Saturday, July 11, 2009

3.2 Resilience And You

Today's topic: 3.2 Resilience changes and what that means for you. To quote the latest PTR patch note changes: "Resilience: No longer reduces the amount of damage done by damage-over-time spells, but instead reduces the amount of all damage done by players by the same proportion. In addition, the amount of resilience needed to reduce critical strike chance, critical strike damage and overall damage has been increased by 15%." A buff, and a nerf, in other words. Which comes ahead? I borrow heavily from wowwiki's formulas here, but currently as stands, the average damage that you take from a spell is as follows:

Average damage = [(Hit*[1.0-(C-res)]) + (Hit*(1.0+B)*(C-res)*(1-2*res))]

where
C = the critical strike rating of the guy wailing on you,
B = the bonus damage that they get on their crits,
res = your resilience,

all as decimal percentages.

I input an 800 resilience person facing some kind of caster doing 2000 on a normal hit and a 30% crit rate. 100% bonus damage, which is usual for melee, and most casters have talents that will bring their usual offensive spells to that level as well.

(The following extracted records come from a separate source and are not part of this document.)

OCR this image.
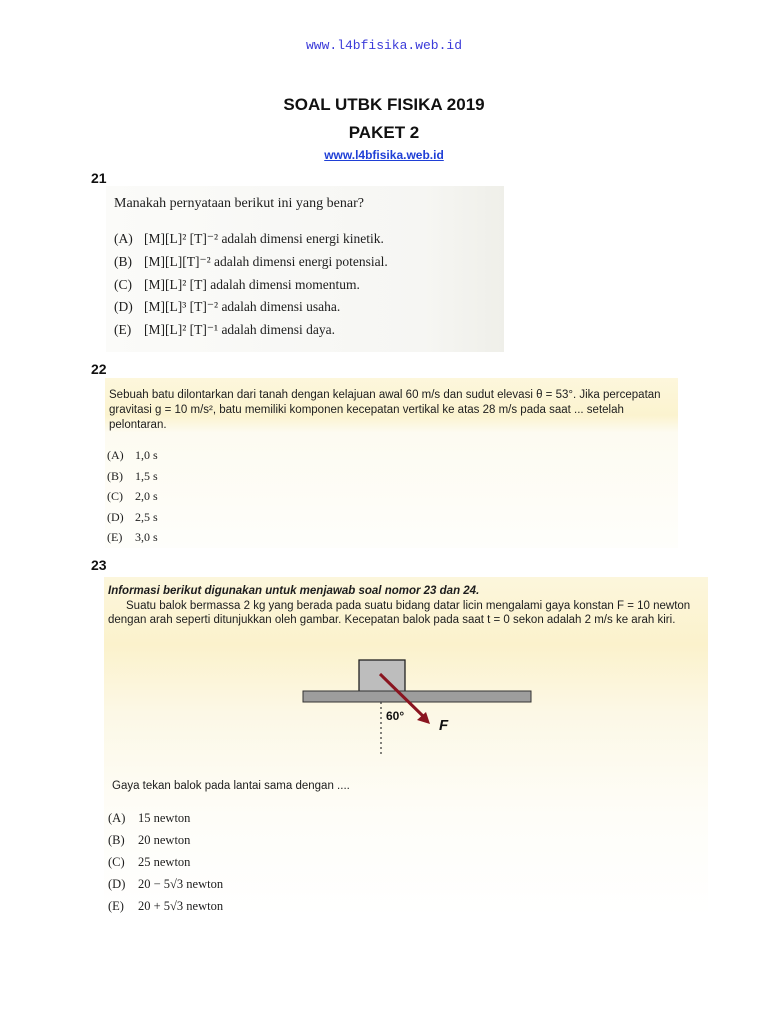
www.l4bfisika.web.id
SOAL UTBK FISIKA 2019
PAKET 2
www.l4bfisika.web.id
21
Manakah pernyataan berikut ini yang benar?
(A) [M][L]² [T]⁻² adalah dimensi energi kinetik.
(B) [M][L][T]⁻² adalah dimensi energi potensial.
(C) [M][L]² [T] adalah dimensi momentum.
(D) [M][L]³ [T]⁻² adalah dimensi usaha.
(E) [M][L]² [T]⁻¹ adalah dimensi daya.
22
Sebuah batu dilontarkan dari tanah dengan kelajuan awal 60 m/s dan sudut elevasi θ = 53°. Jika percepatan gravitasi g = 10 m/s², batu memiliki komponen kecepatan vertikal ke atas 28 m/s pada saat ... setelah pelontaran.
(A) 1,0 s
(B) 1,5 s
(C) 2,0 s
(D) 2,5 s
(E) 3,0 s
23
Informasi berikut digunakan untuk menjawab soal nomor 23 dan 24.
Suatu balok bermassa 2 kg yang berada pada suatu bidang datar licin mengalami gaya konstan F = 10 newton dengan arah seperti ditunjukkan oleh gambar. Kecepatan balok pada saat t = 0 sekon adalah 2 m/s ke arah kiri.
Gaya tekan balok pada lantai sama dengan ....
(A) 15 newton
(B) 20 newton
(C) 25 newton
(D) 20 − 5√3 newton
(E) 20 + 5√3 newton
60°
F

Avg damage on a 0 resil person = 2600
Avg damage on an 800 resil person = 2231

which nets to (2600-2231)/(2231) = a 16.54% damage reduction. All well and good. But with 3.2 we have to make two changes to this formula:

1) a resilience nerf. You need 15% more in order to get the same result, which means your 800 resilience is really going to act like 800 * (100/115) = 695.6, or 8.48% instead of 9.76%. Psh.

2) a resilience buff. Now ALL damage, not just crit damage, is reduced. I am unclear on where exactly this is applied, but I can see 2 different scenarios:
2a) It's across *all* damage, applying doubly to crit damage which is already currently reduced. IE, 1% resilience reduces non-crit damage by 1%, and crit damage by 3.2%
2b) It extends only in it's 1% form to the non-crits, leaving the crits alone with its 2.2% current damage reduction.

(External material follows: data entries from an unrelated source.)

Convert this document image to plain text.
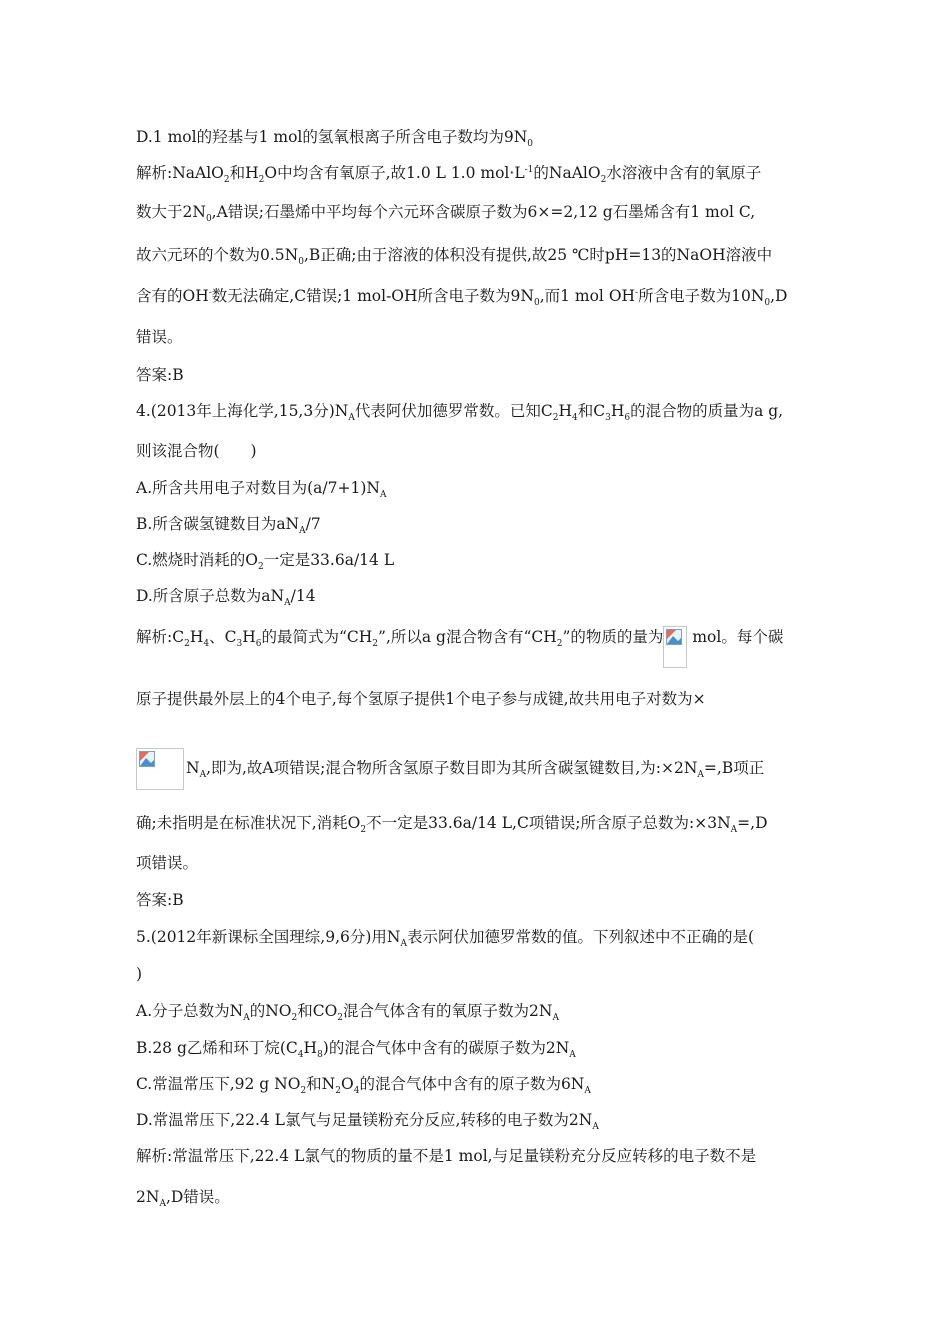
D.1 mol的羟基与1 mol的氢氧根离子所含电子数均为$9N_0$
解析:NaAlO$_2$和$H_2O$中均含有氧原子,故1.0 L 1.0 $mol\cdot L^{-1}$的NaAlO$_2$水溶液中含有的氧原子
数大于$2N_0,A$错误;石墨烯中平均每个六元环含碳原子数为6×=2,12 g石墨烯含有1 mol C,
故六元环的个数为$0.5N_0,B$正确;由于溶液的体积没有提供,故25 ℃时pH=13的NaOH溶液中
含有的OH-数无法确定,C错误;1 mol-OH所含电子数为$9N_0$,而1 mol OH-所含电子数为$10N_0,D$
错误。
答案:B
4.(2013年上海化学,15,3分)$N_A$代表阿伏加德罗常数。已知$C_2H_4$和$C_3H_6$的混合物的质量为a g,
则该混合物(　　)
A.所含共用电子对数目为$(a/7+1)N_A$
B.所含碳氢键数目为$aN_A/7$
C.燃烧时消耗的$O_2$一定是33.6a/14 L
D.所含原子总数为$aN_A/14$
解析$:C_2H_4$、$C_3H_6$的最简式为“$CH_2$”,所以a g混合物含有“$CH_2$”的物质的量为
mol。每个碳
原子提供最外层上的4个电子,每个氢原子提供1个电子参与成键,故共用电子对数为×
$N_A$,即为,故A项错误;混合物所含氢原子数目即为其所含碳氢键数目,为$:\times 2N_A=,B$项正
确;未指明是在标准状况下,消耗$O_2$不一定是33.6a/14 L,C项错误;所含原子总数为$:\times 3N_A=,D$
项错误。
答案:B
5.(2012年新课标全国理综,9,6分)用$N_A$表示阿伏加德罗常数的值。下列叙述中不正确的是(
)
A.分子总数为$N_A$的$NO_2$和$CO_2$混合气体含有的氧原子数为$2N_A$
B.28 g乙烯和环丁烷$(C_4H_8)$的混合气体中含有的碳原子数为$2N_A$
C.常温常压下,92 g $NO_2$和$N_2O_4$的混合气体中含有的原子数为$6N_A$
D.常温常压下,22.4 L氯气与足量镁粉充分反应,转移的电子数为$2N_A$
解析:常温常压下,22.4 L氯气的物质的量不是1 mol,与足量镁粉充分反应转移的电子数不是
$2N_A,D$错误。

First considering 2a), the formula reads, if my math is correct,

Inc. damage = ([Hit*(1.0-(c-res))] + [Hit*(1.0+b)*(c-res)(1-2.2*res)]) * (1-res)

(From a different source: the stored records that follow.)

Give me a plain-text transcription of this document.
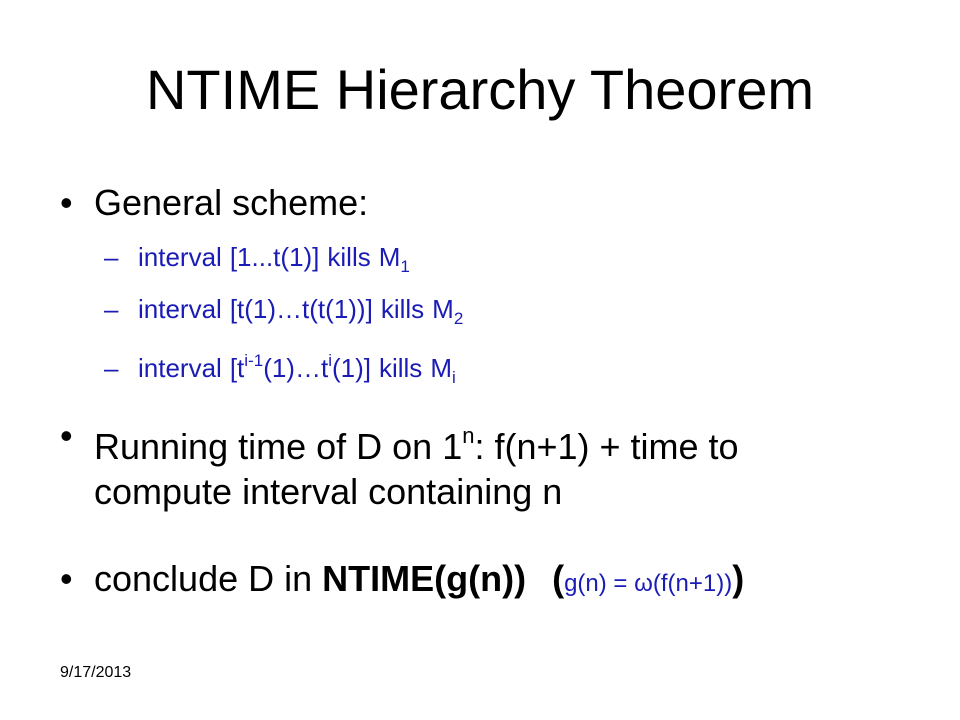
NTIME Hierarchy Theorem
• General scheme:
– interval [1...t(1)] kills $M_1$
– interval [t(1)…t(t(1))] kills $M_2$
– interval $[t^{i-1}(1)\dots t^i(1)]$ kills $M_i$
• Running time of D on 1$^n$: f(n+1) + time to
compute interval containing n
• conclude D in NTIME(g(n)) (g(n) = ω(f(n+1)))
9/17/2013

Using that formula in my excel sheet, with the new effective resilience, means an average incoming damage of 2077.15, or a 25.17% damage reduction. An extra 8.64% damage saved over the current model, so clearly you're being buffed here.

Secondly looking at 2b), which I think is more likely but you never know, the formula then would read:

Inc. damage = [Hit*(1.0-(c-res))*(1-res)] + [Hit*(1.0+b)*(c-res)(1-2.2*res)]

In our proposed example, that turns into incoming damage of 2136.53, or a 21.69% damage reduction. This is still a buff, 5.16% extra damage is not coming your way, though (obviously) not as much as if the crits against you are getting double-nerfed.

So : YES, you are getting buffed, and fairly massively. If you believe the folks over at World of Ming, and I have no particular reason as yet not to, 2A may actually be the more likely scenario. So hooray for that, now my tree is even MORE indestructible than before.

To bring you back down to the ground: apparently the final bloom on Lifebloom has been reduced by 20%. That's gonna mess with my anti-rogue plans but every buff's got a companion nerf, I suppose.